Last year, away from his home for the first time in his life, Pula did not focus on completing the academic requirements necessary to become eligible to play this season.
"It was his first time he was away from home. You know, kids will be kids and sometimes they just feel free to get out and experience life. The problem was Mulivai had a hard time getting himself to class and doing his school work. It didn't help that he had a disability. We didn't want to be constantly telling him what to do, because we really did know what the deal was," Tanoa'i added.
"His learning problems and the whole situation of being out here in Utah. Those problems that happened while he was here (Pula and Reno Mahe were falsely accused of stealing and roughed up by a security guard at a local mall) were really hard on him," she said.
"He just felt free to do what ever he wanted and didn't keep up with his schooling. He learned his lesson fast."
Behind in school, Pula left BYU last fall and returned home to Hawaii. The Fonoimoana's were not happy with Pula and counseled him to re-evaluate his life and priorities.
"I danced for a little while at PCC (Polynesian Cultural Center)," Pula said.
It became apparent to Pula and his Fonoimoana family he had squandered an early opportunity to prepare and play for the Cougars.
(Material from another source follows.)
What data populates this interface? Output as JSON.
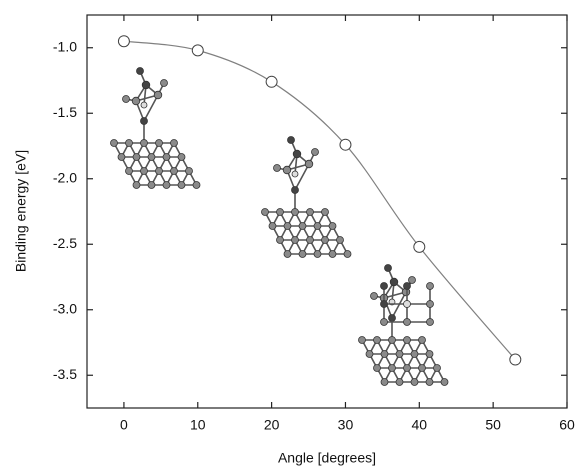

His desire to continue playing, however, remained and Kurt Fonoimoana put out feelers with various junior colleges.
The response was immediate. Pula's football skills were well known to West Coast JC's and, in the end, Pula and his family selected Dixie in St. George, Utah, over College of the Sequioas in California.
Pula has now settled back into college life, but this time with a deeper understanding and appreciation for what he must do to move to the next level.
Surrounded by close friends and former Kahuku teammates like full back Ervin Atuaia, Pula is now preparing himself for Dixie's upcoming football season. If he does as well as everyone expected out of high school, there is no doubt he will be aggressively recruited by Division 1 schools.
His uncle, Manuia Tanoai, said "Mulivai is going to do very well there. He likes it and is glad he is back in school. He's learned a lot. I wouldn't be surprised if he doesn't break all the rushing records at Dixie. Everyone is going to know who he is down there."
Pula visits his aunt and uncle often in Utah and remains very closely bonded to BYU Polynesian players in Provo.
"He knows that being away from home doesn't mean you can just go and do whatever now. We want to help him as best as we can to be successful. Before, he didn't think that, but now I know he does," his aunt said.
"He told me he is going to class. I asked him if he was going every day and doing his school work. He said, 'Yeah, auntie, I'm doing really good now. I go to all my classes.' I asked him if he was passing all of his classes and he said, 'Yeah auntie, I'm passing all my classes and I'm getting good grades.'"
With supportive family groups in Utah and Hawaii, Pula receives all the encouragement and support he needs to reach his goals.
"Mulivai is going to go to Dixie and get his schooling in order there. He knows he made a mistake at BYU, but he is working to get back. That's his goal, his aunt remarked.
Her husband Manuia added: "Mulivai wants to get back here to BYU. That is his plan, and he is working hard to get back and play for the Cougars."